23 May 2000 Tuesday getting warmer, no rain at least

Dame Barbara Cartland died at the age of 98, having written more than 723 historical romance novels.  Her books have been translated into 36 languages.  By selling more than a billion books, she entered the Guinness Book of Records as the world's best-selling author.

Interestingly, she was the step-grandmother to the late Diana, Princess of Wales.  Among other eccentricities, she was famous for her love of pink which began in 1923 when visiting an Egyptian tomb.

I came across her work as a teenage addict of Harlequin Romance novels.*  Dame Barbara, as she is affectionately referred to in this country, believed in real love and wrote of love not sex.  In fact, kisses were considered daring.  Her plots were predictable, typically that of a young virgin who gets sweeped off her feet by a dashing young man from the aristocracy.  Despite hundreds of  variations of the same theme, her readers, like myself, could hardly tire of her stories.

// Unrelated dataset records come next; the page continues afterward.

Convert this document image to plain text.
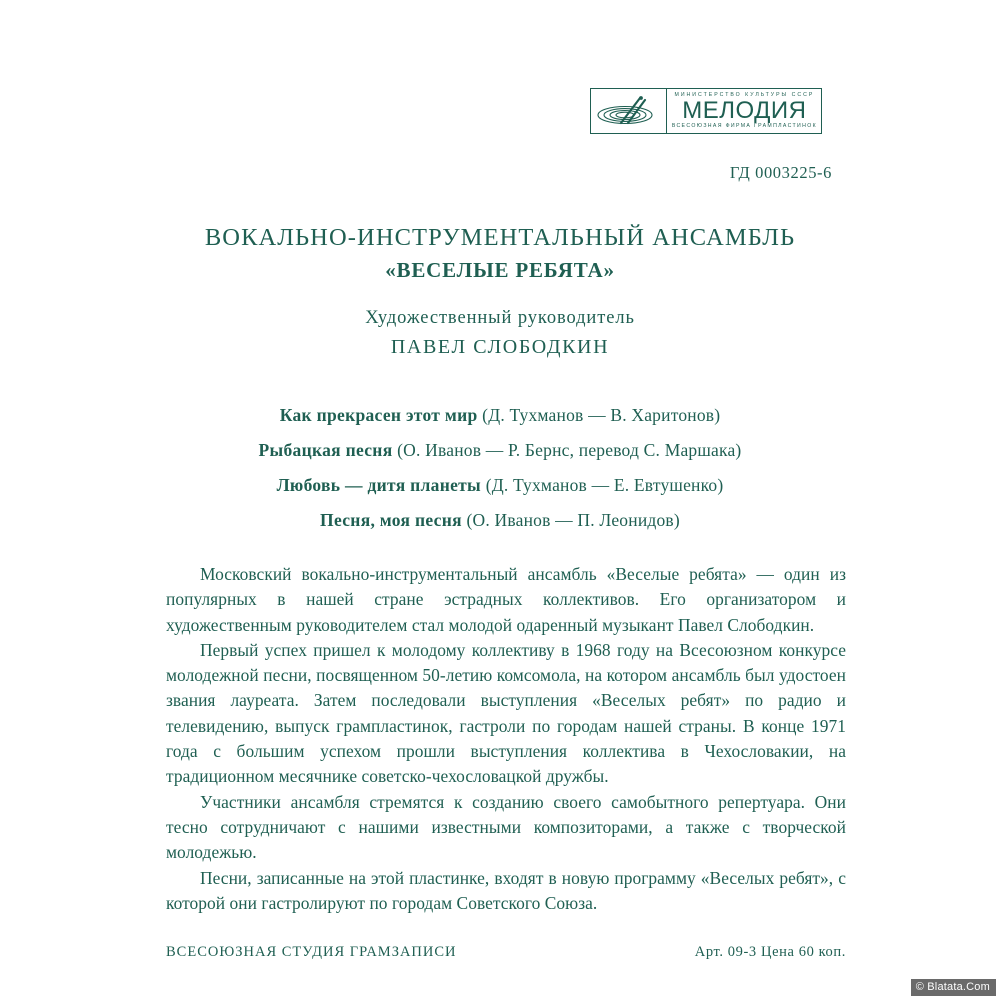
МИНИСТЕРСТВО КУЛЬТУРЫ СССР
МЕЛОДИЯ
ВСЕСОЮЗНАЯ ФИРМА ГРАМПЛАСТИНОК
ГД 0003225-6
ВОКАЛЬНО-ИНСТРУМЕНТАЛЬНЫЙ АНСАМБЛЬ
«ВЕСЕЛЫЕ РЕБЯТА»
Художественный руководитель
ПАВЕЛ СЛОБОДКИН
Как прекрасен этот мир (Д. Тухманов — В. Харитонов)
Рыбацкая песня (О. Иванов — Р. Бернс, перевод С. Маршака)
Любовь — дитя планеты (Д. Тухманов — Е. Евтушенко)
Песня, моя песня (О. Иванов — П. Леонидов)

Московский вокально-инструментальный ансамбль «Веселые ребята» — один из популярных в нашей стране эстрадных коллективов. Его организатором и художественным руководителем стал молодой одаренный музыкант Павел Слободкин.

Первый успех пришел к молодому коллективу в 1968 году на Всесоюзном конкурсе молодежной песни, посвященном 50-летию комсомола, на котором ансамбль был удостоен звания лауреата. Затем последовали выступления «Веселых ребят» по радио и телевидению, выпуск грампластинок, гастроли по городам нашей страны. В конце 1971 года с большим успехом прошли выступления коллектива в Чехословакии, на традиционном месячнике советско-чехословацкой дружбы.

Участники ансамбля стремятся к созданию своего самобытного репертуара. Они тесно сотрудничают с нашими известными композиторами, а также с творческой молодежью.

Песни, записанные на этой пластинке, входят в новую программу «Веселых ребят», с которой они гастролируют по городам Советского Союза.

ВСЕСОЮЗНАЯ СТУДИЯ ГРАМЗАПИСИ	Арт. 09-3 Цена 60 коп.
© Blatata.Com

I feel a loss that I didn't get the chance to meet this fine lady.  After all, it was probably her novels that lured me into this country:   in search of Prince Charming.  Unfortunately, by the time I do meet one, he is likely to be married, divorced but attached, or gay.  In the worst case, he could be young enough to be my son.

 

* Note:  Harlequin Romances are equivalent of the Mills and Boones romantic novels.  After painstakingly building up a collection in my teens, I generously gave them to my young brother for safe-keeping when I left home.   Without telling me, he proceeded to swap every single one of them for Robert Ludlum and Federick Forsythe's spy novels.  No wonder he is not a romantic like myself!